Tuesday, March 3, 2009

Brownies from scratch


mix:

3 sticks of butter (melted)

3c sugar

5 eggs

2 tsp vanilla


mix:

3c flour

1/2c cocoa


add together


Frosting:

milk

cocoa

powedered sugar


grease sheet cake/cookie sheet pan

cook 350 for 25 min, add frosting when brownies are warm

BBQ Pulled Pork and Coleslaw


Pork:

1 pork roast (Costco has the pest roasts)

-heavy salt and pepper on roast, then sear on all sides

-place in crock pot with 2" water for 6-8 hours

-fork shred in crock pot


Coleslaw:

2 cups cabbage (I do half red half green) cut into strips

1/4 cup carrots (shred, easy with food processor)

2 tbsp minced onion

2 tbsp mayo

1 clove minced garlic

1 tsp ground pepper

1/2 tsp salt


Put shredded pork on bun, top with Jack Daniel's BBQ sauce, then add coleslaw. YUM YUM!!!

The Perfect Tomato Sauce


1 lb cooked ground beef

2 large cans tomato sauce

1 small cans tomato paste

1/2 c ketchup

chopped onion (saute w/ garlic and olive oil)

3 tbsp brown sugar (I add double)

1 tsp salt

1 tsp pepper

1 tsp oregano

1 tsp basil

2 tbsp red wine vinegar (I add 3)


This is a sweet and tangy sauce. SOOOOOO good! This makes alot and freezes great!

Monday, March 2, 2009

Whole Wheat Bread


It really makes a HUGE difference when you grind your own wheat... I prefer white wheat because it doesn't taste so "wheaty". If that's even a word, but it really is so much better. You can obviously use whatever wheat flour you want though.


Mom's Whole Wheat Bread

4 cups warm water
2 TB yeast
1/3 cup butter or canola oil
1/2 cup honey

Mix water, butter or oil, and honey until combined. Sprinkle yeast on top and just stir a little. Let it get all bubbly, about 5-10 minutes.

5 cups whole wheat flour

4 tsp salt

Mix together flour and salt in a separate bowl then add yeast mixture once it's ready. Start mixing (I do it in my kitchen aid)...

3-4 more cups whole wheat flour, keep mixing.

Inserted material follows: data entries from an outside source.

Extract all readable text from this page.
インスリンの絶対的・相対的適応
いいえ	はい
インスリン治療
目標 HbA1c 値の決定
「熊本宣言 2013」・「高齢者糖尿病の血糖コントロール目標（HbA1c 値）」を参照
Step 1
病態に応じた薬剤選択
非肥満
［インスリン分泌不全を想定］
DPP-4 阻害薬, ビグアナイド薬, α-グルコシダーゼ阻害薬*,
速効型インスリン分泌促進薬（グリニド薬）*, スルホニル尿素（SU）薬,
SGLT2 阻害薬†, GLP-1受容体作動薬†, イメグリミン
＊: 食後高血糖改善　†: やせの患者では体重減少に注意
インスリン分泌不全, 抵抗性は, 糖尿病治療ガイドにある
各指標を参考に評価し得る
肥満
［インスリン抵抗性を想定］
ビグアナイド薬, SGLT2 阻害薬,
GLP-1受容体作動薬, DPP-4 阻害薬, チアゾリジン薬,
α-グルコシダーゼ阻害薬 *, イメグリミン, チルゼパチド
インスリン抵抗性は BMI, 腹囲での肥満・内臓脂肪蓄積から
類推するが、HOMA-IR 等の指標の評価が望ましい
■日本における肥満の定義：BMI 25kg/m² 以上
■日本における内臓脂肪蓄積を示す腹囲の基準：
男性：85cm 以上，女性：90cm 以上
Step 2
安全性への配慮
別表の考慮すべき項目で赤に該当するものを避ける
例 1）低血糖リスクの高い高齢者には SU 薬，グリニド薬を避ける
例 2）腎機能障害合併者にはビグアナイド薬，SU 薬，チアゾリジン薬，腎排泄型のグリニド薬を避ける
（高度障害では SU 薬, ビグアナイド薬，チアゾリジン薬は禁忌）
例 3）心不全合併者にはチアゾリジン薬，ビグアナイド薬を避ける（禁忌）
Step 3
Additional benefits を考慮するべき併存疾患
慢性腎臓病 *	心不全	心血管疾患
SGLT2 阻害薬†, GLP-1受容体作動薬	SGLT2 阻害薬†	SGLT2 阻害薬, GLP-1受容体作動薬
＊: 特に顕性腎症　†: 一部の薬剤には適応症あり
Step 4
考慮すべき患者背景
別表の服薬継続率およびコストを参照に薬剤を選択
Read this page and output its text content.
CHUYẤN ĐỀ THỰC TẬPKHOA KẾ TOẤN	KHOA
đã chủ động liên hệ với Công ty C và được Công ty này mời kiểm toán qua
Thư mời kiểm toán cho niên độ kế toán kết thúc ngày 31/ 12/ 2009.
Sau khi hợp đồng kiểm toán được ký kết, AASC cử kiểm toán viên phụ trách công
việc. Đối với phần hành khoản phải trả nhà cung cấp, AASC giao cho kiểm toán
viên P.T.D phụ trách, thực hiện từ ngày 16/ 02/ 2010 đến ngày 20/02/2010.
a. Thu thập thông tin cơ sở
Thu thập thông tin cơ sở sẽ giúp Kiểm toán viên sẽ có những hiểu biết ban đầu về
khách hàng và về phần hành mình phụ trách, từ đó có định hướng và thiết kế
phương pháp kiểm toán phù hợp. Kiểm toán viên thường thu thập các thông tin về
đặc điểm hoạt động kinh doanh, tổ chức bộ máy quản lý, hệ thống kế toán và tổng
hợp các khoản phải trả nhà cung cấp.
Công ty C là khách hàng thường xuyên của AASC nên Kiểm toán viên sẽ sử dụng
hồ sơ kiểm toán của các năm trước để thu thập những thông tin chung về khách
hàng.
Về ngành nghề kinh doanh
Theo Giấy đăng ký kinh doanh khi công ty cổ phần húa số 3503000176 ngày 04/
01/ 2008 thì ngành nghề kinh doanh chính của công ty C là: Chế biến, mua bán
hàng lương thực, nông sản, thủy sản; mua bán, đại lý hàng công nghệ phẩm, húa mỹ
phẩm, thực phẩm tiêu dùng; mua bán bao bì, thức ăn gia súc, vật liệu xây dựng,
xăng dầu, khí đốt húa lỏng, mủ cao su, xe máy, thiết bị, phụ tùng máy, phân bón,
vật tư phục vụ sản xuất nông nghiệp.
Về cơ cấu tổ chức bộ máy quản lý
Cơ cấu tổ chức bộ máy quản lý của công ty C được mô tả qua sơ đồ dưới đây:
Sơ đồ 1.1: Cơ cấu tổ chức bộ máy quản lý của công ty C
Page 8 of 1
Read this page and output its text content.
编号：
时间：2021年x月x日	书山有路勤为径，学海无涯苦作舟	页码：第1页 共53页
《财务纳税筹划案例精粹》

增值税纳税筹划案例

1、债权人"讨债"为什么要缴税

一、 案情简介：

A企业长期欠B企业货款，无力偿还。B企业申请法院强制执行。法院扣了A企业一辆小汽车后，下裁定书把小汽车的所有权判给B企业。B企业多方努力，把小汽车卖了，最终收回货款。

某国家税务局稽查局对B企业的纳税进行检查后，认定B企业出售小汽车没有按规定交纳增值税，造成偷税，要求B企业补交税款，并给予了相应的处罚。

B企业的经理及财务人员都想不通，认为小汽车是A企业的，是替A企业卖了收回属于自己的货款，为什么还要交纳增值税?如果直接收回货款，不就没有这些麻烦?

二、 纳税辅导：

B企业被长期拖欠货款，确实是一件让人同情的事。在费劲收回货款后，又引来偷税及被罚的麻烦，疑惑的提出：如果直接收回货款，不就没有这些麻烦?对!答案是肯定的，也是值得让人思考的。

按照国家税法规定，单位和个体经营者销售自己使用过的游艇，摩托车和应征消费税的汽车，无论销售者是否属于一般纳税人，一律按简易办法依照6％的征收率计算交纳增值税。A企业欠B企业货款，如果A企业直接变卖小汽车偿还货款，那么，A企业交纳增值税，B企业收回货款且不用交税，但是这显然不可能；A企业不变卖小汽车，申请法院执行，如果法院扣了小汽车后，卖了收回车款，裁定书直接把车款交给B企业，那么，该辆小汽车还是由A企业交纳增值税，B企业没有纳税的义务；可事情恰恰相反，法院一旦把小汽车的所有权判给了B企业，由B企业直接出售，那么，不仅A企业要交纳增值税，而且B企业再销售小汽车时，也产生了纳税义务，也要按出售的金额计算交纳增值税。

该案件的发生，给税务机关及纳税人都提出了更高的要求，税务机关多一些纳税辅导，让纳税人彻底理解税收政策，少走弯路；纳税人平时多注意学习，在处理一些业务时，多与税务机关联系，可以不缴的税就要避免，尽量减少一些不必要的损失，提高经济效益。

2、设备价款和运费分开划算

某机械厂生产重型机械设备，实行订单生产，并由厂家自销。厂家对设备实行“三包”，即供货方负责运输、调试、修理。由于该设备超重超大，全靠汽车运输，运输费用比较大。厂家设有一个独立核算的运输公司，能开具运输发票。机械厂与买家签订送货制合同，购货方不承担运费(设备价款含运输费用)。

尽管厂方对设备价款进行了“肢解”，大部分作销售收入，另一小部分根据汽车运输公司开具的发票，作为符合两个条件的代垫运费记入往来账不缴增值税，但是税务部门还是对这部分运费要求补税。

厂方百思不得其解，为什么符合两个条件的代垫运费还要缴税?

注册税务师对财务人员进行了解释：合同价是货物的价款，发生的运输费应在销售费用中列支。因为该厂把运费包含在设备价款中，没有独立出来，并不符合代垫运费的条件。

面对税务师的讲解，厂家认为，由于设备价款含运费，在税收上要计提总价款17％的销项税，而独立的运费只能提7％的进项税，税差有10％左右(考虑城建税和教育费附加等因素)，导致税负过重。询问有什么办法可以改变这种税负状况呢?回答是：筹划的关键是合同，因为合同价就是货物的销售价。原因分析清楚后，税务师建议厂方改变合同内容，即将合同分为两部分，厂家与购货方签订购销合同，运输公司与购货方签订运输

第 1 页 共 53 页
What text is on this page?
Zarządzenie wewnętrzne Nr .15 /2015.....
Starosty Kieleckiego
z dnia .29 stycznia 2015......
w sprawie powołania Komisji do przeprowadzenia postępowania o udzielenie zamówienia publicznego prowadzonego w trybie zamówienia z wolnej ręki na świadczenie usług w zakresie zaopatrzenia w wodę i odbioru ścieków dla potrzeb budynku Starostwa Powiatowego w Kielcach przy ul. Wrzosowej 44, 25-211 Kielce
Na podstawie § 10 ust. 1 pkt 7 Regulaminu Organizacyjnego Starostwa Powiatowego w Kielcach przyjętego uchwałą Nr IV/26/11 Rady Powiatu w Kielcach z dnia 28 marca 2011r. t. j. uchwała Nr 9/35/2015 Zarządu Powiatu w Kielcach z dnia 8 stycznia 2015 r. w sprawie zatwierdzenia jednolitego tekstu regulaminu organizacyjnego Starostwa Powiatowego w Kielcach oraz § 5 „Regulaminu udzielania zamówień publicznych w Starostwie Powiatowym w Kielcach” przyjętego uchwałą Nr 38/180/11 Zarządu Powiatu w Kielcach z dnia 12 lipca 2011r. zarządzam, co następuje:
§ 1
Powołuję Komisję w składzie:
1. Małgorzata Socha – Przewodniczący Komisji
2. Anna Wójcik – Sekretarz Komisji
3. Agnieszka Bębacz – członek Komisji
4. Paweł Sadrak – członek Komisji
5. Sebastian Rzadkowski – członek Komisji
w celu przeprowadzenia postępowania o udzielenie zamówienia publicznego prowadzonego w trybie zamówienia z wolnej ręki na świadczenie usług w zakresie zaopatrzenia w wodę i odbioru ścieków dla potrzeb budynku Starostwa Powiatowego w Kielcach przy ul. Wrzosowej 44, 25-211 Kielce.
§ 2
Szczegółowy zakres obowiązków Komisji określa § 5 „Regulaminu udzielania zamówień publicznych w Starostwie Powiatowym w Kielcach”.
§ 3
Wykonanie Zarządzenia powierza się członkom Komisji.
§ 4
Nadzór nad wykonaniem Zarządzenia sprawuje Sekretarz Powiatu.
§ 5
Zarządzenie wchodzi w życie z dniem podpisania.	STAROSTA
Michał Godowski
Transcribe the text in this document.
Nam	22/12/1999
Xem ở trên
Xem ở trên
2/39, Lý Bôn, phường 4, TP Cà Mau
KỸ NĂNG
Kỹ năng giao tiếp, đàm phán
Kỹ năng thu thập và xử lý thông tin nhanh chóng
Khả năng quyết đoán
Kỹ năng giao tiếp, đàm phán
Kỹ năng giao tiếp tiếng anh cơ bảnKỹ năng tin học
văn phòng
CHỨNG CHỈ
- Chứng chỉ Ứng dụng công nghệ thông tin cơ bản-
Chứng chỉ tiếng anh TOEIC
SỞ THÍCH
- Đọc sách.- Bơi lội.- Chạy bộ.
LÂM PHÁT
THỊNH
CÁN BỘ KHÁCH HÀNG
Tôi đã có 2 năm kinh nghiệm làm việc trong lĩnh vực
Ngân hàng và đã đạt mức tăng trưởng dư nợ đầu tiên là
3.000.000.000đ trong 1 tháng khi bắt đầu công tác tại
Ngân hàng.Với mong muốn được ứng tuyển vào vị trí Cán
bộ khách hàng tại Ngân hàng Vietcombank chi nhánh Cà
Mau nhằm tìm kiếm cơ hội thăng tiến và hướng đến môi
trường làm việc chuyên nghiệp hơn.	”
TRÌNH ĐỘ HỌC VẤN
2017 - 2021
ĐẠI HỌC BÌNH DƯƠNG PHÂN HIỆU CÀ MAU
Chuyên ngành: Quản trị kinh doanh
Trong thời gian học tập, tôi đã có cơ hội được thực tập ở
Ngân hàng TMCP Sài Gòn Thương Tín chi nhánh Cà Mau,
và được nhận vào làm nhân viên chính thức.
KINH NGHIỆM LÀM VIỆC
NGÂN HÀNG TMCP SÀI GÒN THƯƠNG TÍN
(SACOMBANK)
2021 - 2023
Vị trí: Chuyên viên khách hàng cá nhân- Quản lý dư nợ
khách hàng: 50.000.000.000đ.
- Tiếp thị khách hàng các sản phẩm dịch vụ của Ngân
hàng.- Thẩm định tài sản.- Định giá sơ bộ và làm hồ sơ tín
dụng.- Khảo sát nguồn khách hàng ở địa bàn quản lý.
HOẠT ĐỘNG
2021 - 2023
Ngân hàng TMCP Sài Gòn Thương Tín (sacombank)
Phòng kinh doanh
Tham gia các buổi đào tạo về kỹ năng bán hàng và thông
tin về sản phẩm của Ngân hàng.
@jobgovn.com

The dough will be very sticky, cover with a clean dish cloth and let rise about 30 min. You will need to flour your counter and then put your dough on the counter. Separate the dough to fit your loaf pans (it makes 2 big loafs and 1 small). Put in loaf pans and let it rise again, about 20 minutes or so. Bake at 350 degrees for 30 minutes.

**This is one of 2 recipes I use a lot, my other recipe I got from a friend so... I will let LeAnn post her Whole Wheat Bread recipe because it's REALLY good too**

Sweet & Sour Meatballs

I love this one because you can make it during the day and have it ready to go into the oven when you need it. I also like that it takes 45 minutes so it seems like I didn't have to do any work and it's all ready - sort of like the crock pot idea. Anyway, it is really yummy and I think everyone should try it!!

Meatball:
1 lb. ground beef
3/4 cup oats
2 eggs
1/2 cup chopped onion
1/2 cup milk
1 tsp salt
1/4 tsp pepper
1 tsp worcestershire
scoop balls into 9x13 pan - I like to use my Pampered Chef cookie scoop.
Sauce:
1 cup brown sugar
1/2 cup vinegar
2 tsp mustard
1/2 cup BBQ sauce
2 tsp Worcestershire
Pour sauce over top bake 350 for 45 minutes. Serve over rice.